Horatio hesitated only for an instant. “Okay, I’m making an executive decision. We break the case using something you gave us, you get the story first. I can put it in writing if you want.”
“Writing doesn’t mean shit with slick lawyers hovering around.” South held out his hand for Horatio to shake. “I like to look a man in the eye and press the flesh on it. You screw me later I’ll come and kick your ass.”
“What a sweet-talker you are.”
South said, “So what are you really interested in?”
“Well, why don’t you go through it chronologically? I know some about the CIA and Camp Peary, but what about before that? I understand the Navy trained Seabees there for World War II but was there anything else going on?”
“Oh, yeah, a lot going on. Like I told your buddies, there were two towns over there, Magruder and Bigler’s Mill. Magruder was named after, what else? A Confederate general; seems to have been a trend down this way.” He snorted. “My parents obviously had different reasoning when they named me South.”
“South Freeman,” Horatio said. “Clever.”
“Yeah. Anyway, Bigler’s Mill was built on the site of a Civil War hospital. So the stage was all set when the Navy came knocking on the door.”
“I wonder why the military picked that area?”
“You mean aside from it being occupied by colored folks who didn’t have any voice? Well, you got a lot of cheap land, water nearby-we are talking the Navy after all, and the C amp;O Railway ran a spur track down from Williamsburg and made Magruder’s Station.”
“Why was that? For bringing sailors and supplies down?”
“Yep. Most folks don’t realize that back then the railroad was how most troops got around in this country.
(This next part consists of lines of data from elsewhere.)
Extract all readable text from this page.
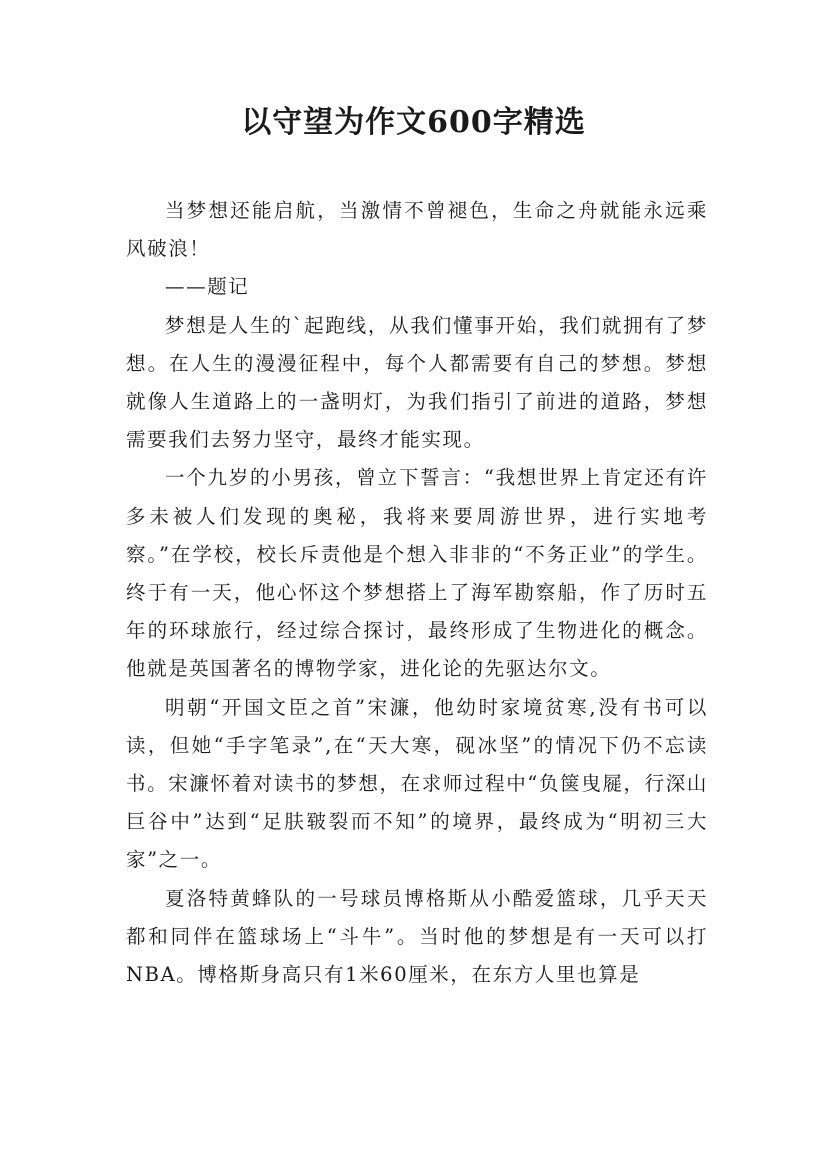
以守望为作文600字精选

当梦想还能启航，当激情不曾褪色，生命之舟就能永远乘风破浪！

——题记

梦想是人生的`起跑线，从我们懂事开始，我们就拥有了梦想。在人生的漫漫征程中，每个人都需要有自己的梦想。梦想就像人生道路上的一盏明灯，为我们指引了前进的道路，梦想需要我们去努力坚守，最终才能实现。

一个九岁的小男孩，曾立下誓言：“我想世界上肯定还有许多未被人们发现的奥秘，我将来要周游世界，进行实地考察。”在学校，校长斥责他是个想入非非的“不务正业”的学生。终于有一天，他心怀这个梦想搭上了海军勘察船，作了历时五年的环球旅行，经过综合探讨，最终形成了生物进化的概念。他就是英国著名的博物学家，进化论的先驱达尔文。

明朝“开国文臣之首”宋濂，他幼时家境贫寒,没有书可以读，但她“手字笔录”,在“天大寒，砚冰坚”的情况下仍不忘读书。宋濂怀着对读书的梦想，在求师过程中“负箧曳屣，行深山巨谷中”达到“足肤皲裂而不知”的境界，最终成为“明初三大家”之一。

夏洛特黄蜂队的一号球员博格斯从小酷爱篮球，几乎天天都和同伴在篮球场上“斗牛”。当时他的梦想是有一天可以打NBA。博格斯身高只有1米60厘米，在东方人里也算是
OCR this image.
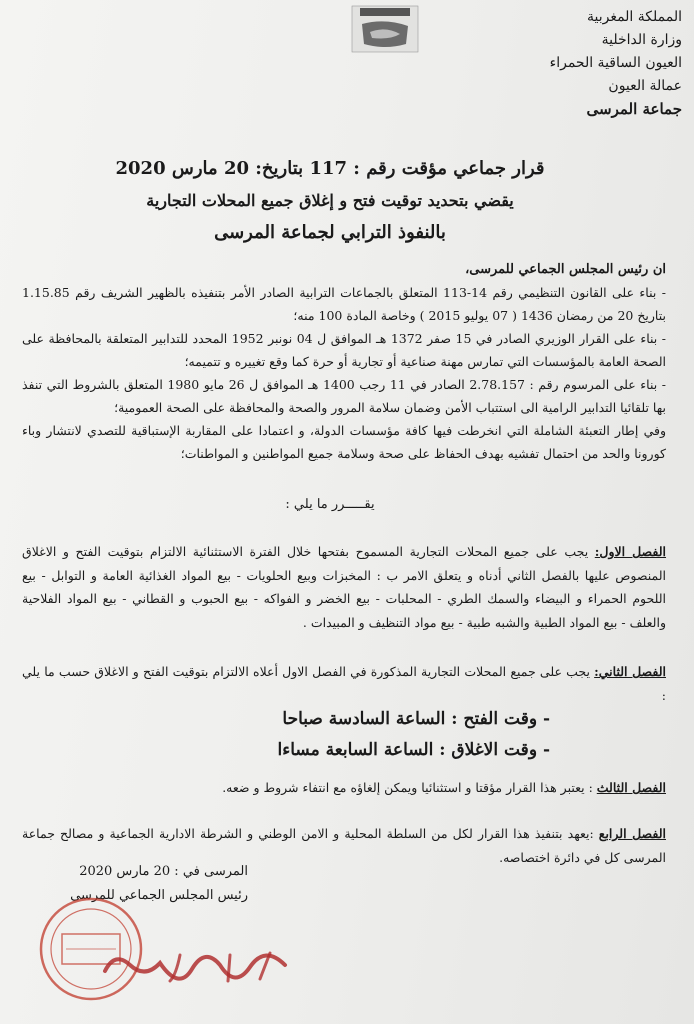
المملكة المغربية
وزارة الداخلية
العيون الساقية الحمراء
عمالة العيون
جماعة المرسى
قرار جماعي مؤقت رقم : 117 بتاريخ: 20 مارس 2020
يقضي بتحديد توقيت فتح و إغلاق جميع المحلات التجارية
بالنفوذ الترابي لجماعة المرسى

ان رئيس المجلس الجماعي للمرسى،

- بناء على القانون التنظيمي رقم 14-113 المتعلق بالجماعات الترابية الصادر الأمر بتنفيذه بالظهير الشريف رقم 1.15.85 بتاريخ 20 من رمضان 1436 ( 07 يوليو 2015 ) وخاصة المادة 100 منه؛

- بناء على القرار الوزيري الصادر في 15 صفر 1372 هـ الموافق ل 04 نونبر 1952 المحدد للتدابير المتعلقة بالمحافظة على الصحة العامة بالمؤسسات التي تمارس مهنة صناعية أو تجارية أو حرة كما وقع تغييره و تتميمه؛

- بناء على المرسوم رقم : 2.78.157 الصادر في 11 رجب 1400 هـ الموافق ل 26 مايو 1980 المتعلق بالشروط التي تنفذ بها تلقائيا التدابير الرامية الى استتباب الأمن وضمان سلامة المرور والصحة والمحافظة على الصحة العمومية؛

وفي إطار التعبئة الشاملة التي انخرطت فيها كافة مؤسسات الدولة، و اعتمادا على المقاربة الإستباقية للتصدي لانتشار وباء كورونا والحد من احتمال تفشيه بهدف الحفاظ على صحة وسلامة جميع المواطنين و المواطنات؛

يقـــــرر ما يلي :
الفصل الاول: يجب على جميع المحلات التجارية المسموح بفتحها خلال الفترة الاستثنائية الالتزام بتوقيت الفتح و الاغلاق المنصوص عليها بالفصل الثاني أدناه و يتعلق الامر ب : المخبزات وبيع الحلويات - بيع المواد الغذائية العامة و التوابل - بيع اللحوم الحمراء و البيضاء والسمك الطري - المحلبات - بيع الخضر و الفواكه - بيع الحبوب و القطاني - بيع المواد الفلاحية والعلف - بيع المواد الطبية والشبه طبية - بيع مواد التنظيف و المبيدات .
الفصل الثاني: يجب على جميع المحلات التجارية المذكورة في الفصل الاول أعلاه الالتزام بتوقيت الفتح و الاغلاق حسب ما يلي :
- وقت الفتح : الساعة السادسة صباحا
- وقت الاغلاق : الساعة السابعة مساءا
الفصل الثالث : يعتبر هذا القرار مؤقتا و استثنائيا ويمكن إلغاؤه مع انتفاء شروط و ضعه.
الفصل الرابع :يعهد بتنفيذ هذا القرار لكل من السلطة المحلية و الامن الوطني و الشرطة الادارية الجماعية و مصالح جماعة المرسى كل في دائرة اختصاصه.
المرسى في : 20 مارس 2020
رئيس المجلس الجماعي للمرسى
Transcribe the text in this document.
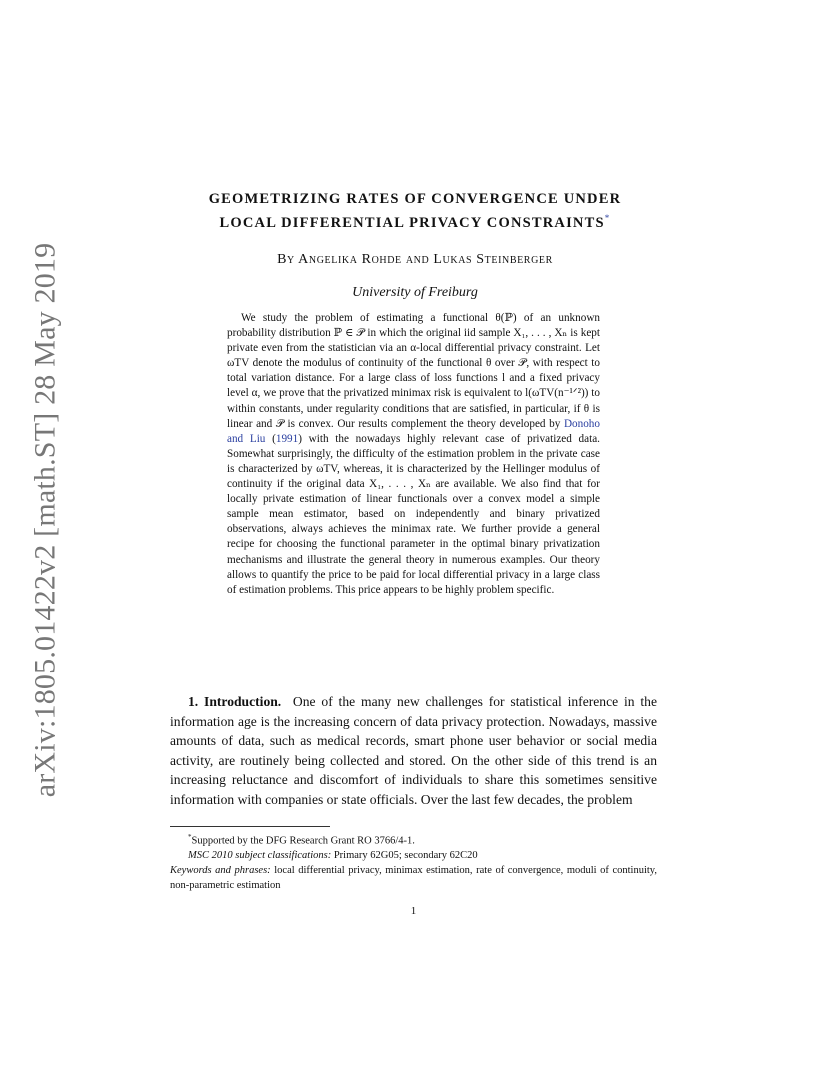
arXiv:1805.01422v2 [math.ST] 28 May 2019
GEOMETRIZING RATES OF CONVERGENCE UNDER
LOCAL DIFFERENTIAL PRIVACY CONSTRAINTS*
By Angelika Rohde and Lukas Steinberger
University of Freiburg
We study the problem of estimating a functional θ(ℙ) of an unknown probability distribution ℙ ∈ 𝒫 in which the original iid sample X₁, . . . , Xₙ is kept private even from the statistician via an α-local differential privacy constraint. Let ωTV denote the modulus of continuity of the functional θ over 𝒫, with respect to total variation distance. For a large class of loss functions l and a fixed privacy level α, we prove that the privatized minimax risk is equivalent to l(ωTV(n⁻¹ᐟ²)) to within constants, under regularity conditions that are satisfied, in particular, if θ is linear and 𝒫 is convex. Our results complement the theory developed by Donoho and Liu (1991) with the nowadays highly relevant case of privatized data. Somewhat surprisingly, the difficulty of the estimation problem in the private case is characterized by ωTV, whereas, it is characterized by the Hellinger modulus of continuity if the original data X₁, . . . , Xₙ are available. We also find that for locally private estimation of linear functionals over a convex model a simple sample mean estimator, based on independently and binary privatized observations, always achieves the minimax rate. We further provide a general recipe for choosing the functional parameter in the optimal binary privatization mechanisms and illustrate the general theory in numerous examples. Our theory allows to quantify the price to be paid for local differential privacy in a large class of estimation problems. This price appears to be highly problem specific.
1. Introduction. One of the many new challenges for statistical inference in the information age is the increasing concern of data privacy protection. Nowadays, massive amounts of data, such as medical records, smart phone user behavior or social media activity, are routinely being collected and stored. On the other side of this trend is an increasing reluctance and discomfort of individuals to share this sometimes sensitive information with companies or state officials. Over the last few decades, the problem

*Supported by the DFG Research Grant RO 3766/4-1.

MSC 2010 subject classifications: Primary 62G05; secondary 62C20

Keywords and phrases: local differential privacy, minimax estimation, rate of convergence, moduli of continuity, non-parametric estimation

1
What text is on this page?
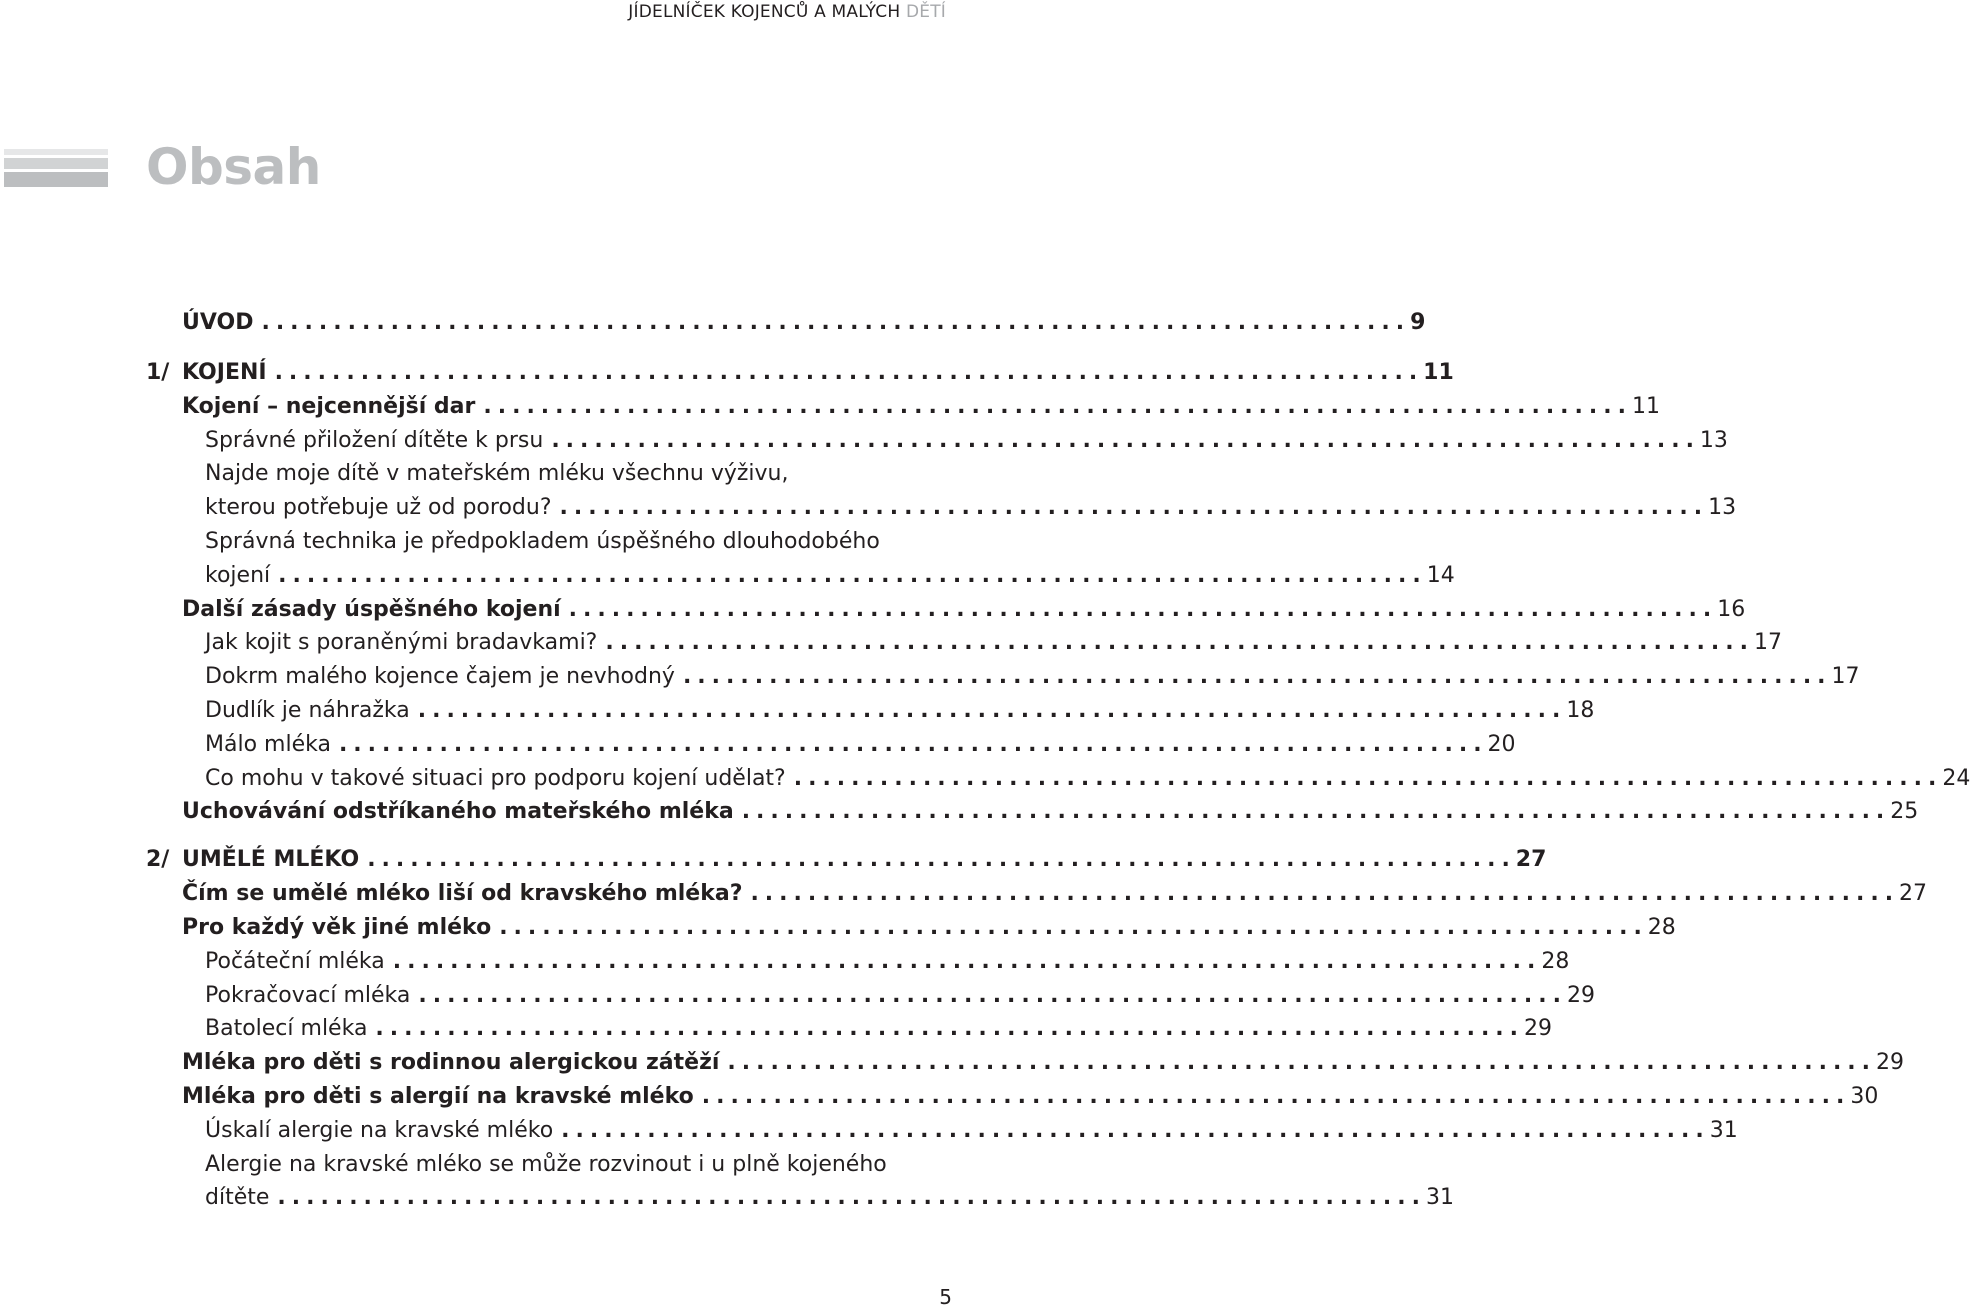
JÍDELNÍČEK KOJENCŮ A MALÝCH DĚTÍ
Obsah
ÚVOD ................................................................................ 9
1/ KOJENÍ ................................................................................ 11
Kojení – nejcennější dar ................................................................................ 11
Správné přiložení dítěte k prsu ................................................................................ 13
Najde moje dítě v mateřském mléku všechnu výživu,
kterou potřebuje už od porodu? ................................................................................ 13
Správná technika je předpokladem úspěšného dlouhodobého
kojení ................................................................................ 14
Další zásady úspěšného kojení ................................................................................ 16
Jak kojit s poraněnými bradavkami? ................................................................................ 17
Dokrm malého kojence čajem je nevhodný ................................................................................ 17
Dudlík je náhražka ................................................................................ 18
Málo mléka ................................................................................ 20
Co mohu v takové situaci pro podporu kojení udělat? ................................................................................ 24
Uchovávání odstříkaného mateřského mléka ................................................................................ 25
2/ UMĚLÉ MLÉKO ................................................................................ 27
Čím se umělé mléko liší od kravského mléka? ................................................................................ 27
Pro každý věk jiné mléko ................................................................................ 28
Počáteční mléka ................................................................................ 28
Pokračovací mléka ................................................................................ 29
Batolecí mléka ................................................................................ 29
Mléka pro děti s rodinnou alergickou zátěží ................................................................................ 29
Mléka pro děti s alergií na kravské mléko ................................................................................ 30
Úskalí alergie na kravské mléko ................................................................................ 31
Alergie na kravské mléko se může rozvinout i u plně kojeného
dítěte ................................................................................ 31
5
But there was another reason for the spur.”
“What was that?”
“When the Navy operated the place it also held a military stockade.”
“Stockade? You mean a prison for American soldiers who’d committed crimes?”
“Nope. It was for German prisoners of war.”
“Germans?”
“They were sailors mostly. They came from subs and ships that were sunk off the East Coast. Crazy man Hitler thought these fellows had been killed of course. That’s why all the secrecy. The government didn’t want anybody to know those Germans were being held there.”
Horatio said, “Why? What was the big deal?”
South pointed at him and grinned. “Now that’s the sixty-four-thousanddollar question, ain’t it?”
“You’ve obviously thought about it. What’s your take?”
“Well, there’s an obvious one. If we were getting those boys to talk, spill secrets or capturing them with Enigma codebooks the German navy was using, then Hitler and his cronies would move heaven and earth to kill them. And make no bones about it, there were a lot of German spies and assassins over here then. At the very least it seemed that the tide in the Atlantic war turned about the time those POWs showed up at Camp Peary, so I’m betting our boys got them to talk about the Enigma code.”